Stéphane Mazzolini

Personal information
- Full name: Stéphane Mazzolini
- Date of birth: 28 November 1966 (age 58)
- Place of birth: Reims, France
- Height: 1.70 m (5 ft 7 in)
- Position(s): Defender

Youth career
- 1975–1981: Lunel
- 1981–1987: Auxerre

Senior career*
- Years: Team / Apps / (Gls)
- 1987–1993: Auxerre / 128 / (2)
- 1993–1994: Martigues / 17 / (1)
- 1994–1996: Marseille / 28 / (0)
- 1996–1998: AC Ajaccio / ? / (?)
- 1998–2002: Chaumont / ? / (?)

International career
- France U19 / ? / (?)

Managerial career
- 2002–: Chaumont

= Stéphane Mazzolini =

French association football player (born 1966)

Stéphane Mazzolini (born 28 November 1966) is a French former association football player and now manager. During his playing days, he played as a defender. In his early career, he won caps for the France national under-19 football team. He retired from playing in 2002, and is currently the manager of Championnat de France amateur 2 club Chaumont.

Mazzolini was born in Reims, Marne and joined local junior football club Lunel in 1975, and played there for six years before he was spotted by AJ Auxerre in 1981, at the age of fourteen. After a number of seasons in the youths and reserves at the club, including the Auxerre reserves' Division 3 championship-winning season in 1985–86, Mazzolini was promoted to the first team at the start of the 1987–88 season. He made his Division 1 début for the club on 20 September 1987, in the 0–1 defeat away to RCF Paris. His first goal for Auxerre came in the 61st minute of the 2–0 victory over Sporting Toulon Var on 16 September 1989. In a total of six seasons with the club, he went on to play 128 times in the league, 17 games in the Coupe de France and 16 UEFA Cup matches.

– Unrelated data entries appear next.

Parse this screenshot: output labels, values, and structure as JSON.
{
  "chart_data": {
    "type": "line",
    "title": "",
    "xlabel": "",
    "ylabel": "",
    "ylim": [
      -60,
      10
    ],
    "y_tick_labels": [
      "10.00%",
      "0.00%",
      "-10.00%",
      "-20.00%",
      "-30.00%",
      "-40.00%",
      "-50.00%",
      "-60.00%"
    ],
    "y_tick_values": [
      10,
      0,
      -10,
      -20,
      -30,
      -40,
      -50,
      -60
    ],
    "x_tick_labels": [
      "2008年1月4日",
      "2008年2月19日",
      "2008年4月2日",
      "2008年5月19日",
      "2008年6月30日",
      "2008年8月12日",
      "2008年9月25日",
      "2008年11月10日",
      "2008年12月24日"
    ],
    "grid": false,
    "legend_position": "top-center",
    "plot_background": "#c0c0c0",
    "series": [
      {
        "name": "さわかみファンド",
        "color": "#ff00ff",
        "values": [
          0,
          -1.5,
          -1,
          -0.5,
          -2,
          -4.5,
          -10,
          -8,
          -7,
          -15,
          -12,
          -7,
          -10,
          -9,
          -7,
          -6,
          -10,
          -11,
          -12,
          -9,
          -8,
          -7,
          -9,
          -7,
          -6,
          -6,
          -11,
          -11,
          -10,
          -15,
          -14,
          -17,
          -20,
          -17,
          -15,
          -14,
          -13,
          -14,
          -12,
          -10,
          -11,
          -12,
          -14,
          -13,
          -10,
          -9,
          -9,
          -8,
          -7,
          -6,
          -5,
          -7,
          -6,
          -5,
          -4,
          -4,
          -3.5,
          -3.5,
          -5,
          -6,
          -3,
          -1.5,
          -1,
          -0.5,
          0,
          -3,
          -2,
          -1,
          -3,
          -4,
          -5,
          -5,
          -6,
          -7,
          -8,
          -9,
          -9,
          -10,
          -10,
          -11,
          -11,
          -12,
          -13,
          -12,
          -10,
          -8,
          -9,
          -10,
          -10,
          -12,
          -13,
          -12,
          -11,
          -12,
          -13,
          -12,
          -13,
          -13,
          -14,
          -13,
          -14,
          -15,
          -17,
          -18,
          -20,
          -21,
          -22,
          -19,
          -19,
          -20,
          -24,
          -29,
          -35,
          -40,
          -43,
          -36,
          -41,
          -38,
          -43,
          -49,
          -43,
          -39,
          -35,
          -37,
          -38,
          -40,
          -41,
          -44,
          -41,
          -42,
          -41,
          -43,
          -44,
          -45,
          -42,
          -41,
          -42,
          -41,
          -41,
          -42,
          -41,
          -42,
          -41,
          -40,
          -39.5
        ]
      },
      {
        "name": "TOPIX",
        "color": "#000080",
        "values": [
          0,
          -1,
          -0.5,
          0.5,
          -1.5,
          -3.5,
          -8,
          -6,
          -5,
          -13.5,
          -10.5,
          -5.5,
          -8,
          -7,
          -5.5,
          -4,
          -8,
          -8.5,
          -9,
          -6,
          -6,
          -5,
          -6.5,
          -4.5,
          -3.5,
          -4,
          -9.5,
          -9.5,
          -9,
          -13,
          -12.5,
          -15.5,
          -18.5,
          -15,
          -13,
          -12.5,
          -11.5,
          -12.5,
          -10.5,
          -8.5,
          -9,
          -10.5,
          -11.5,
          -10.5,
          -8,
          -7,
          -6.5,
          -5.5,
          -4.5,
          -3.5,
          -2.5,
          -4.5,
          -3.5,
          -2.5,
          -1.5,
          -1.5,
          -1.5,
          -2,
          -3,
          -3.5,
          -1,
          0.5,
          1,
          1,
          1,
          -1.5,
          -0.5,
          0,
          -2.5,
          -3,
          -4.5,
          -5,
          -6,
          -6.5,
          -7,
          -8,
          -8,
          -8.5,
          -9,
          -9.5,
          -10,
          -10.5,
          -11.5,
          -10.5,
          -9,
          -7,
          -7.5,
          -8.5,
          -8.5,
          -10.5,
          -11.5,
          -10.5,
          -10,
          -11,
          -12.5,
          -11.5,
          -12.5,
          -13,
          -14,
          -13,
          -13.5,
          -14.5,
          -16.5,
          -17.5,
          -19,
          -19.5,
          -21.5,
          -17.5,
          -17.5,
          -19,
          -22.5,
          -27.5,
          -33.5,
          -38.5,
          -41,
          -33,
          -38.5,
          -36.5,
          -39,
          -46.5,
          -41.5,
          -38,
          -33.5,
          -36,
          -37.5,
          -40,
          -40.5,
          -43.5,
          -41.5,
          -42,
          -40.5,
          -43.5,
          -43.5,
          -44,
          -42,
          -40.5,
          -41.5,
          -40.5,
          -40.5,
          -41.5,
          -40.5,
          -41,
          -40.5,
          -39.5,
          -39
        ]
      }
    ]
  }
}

He transferred to Division 1 rivals FC Martigues in 1993, but stayed with the club for only one season before moving to then Division 2 side Olympique de Marseille in the summer of 1994. In his first season with the side, Mazzolini played 20 league matches as Marseille claimed the Division 2 championship. However, after promotion to Division 1, he made just eight appearances the following season and signed for National 2 outfit AC Ajaccio at the end of the 1995–96 campaign.

He played for the Corsica outfit for the following two seasons, and was a part of the side that won promotion to the National 1 in 1996–97. In 1998, he moved into French non-league football when he was signed by Chaumont. He played for the club for four seasons before being appointed as manager of the Championnat de France amateur 2 Group C side in 2002.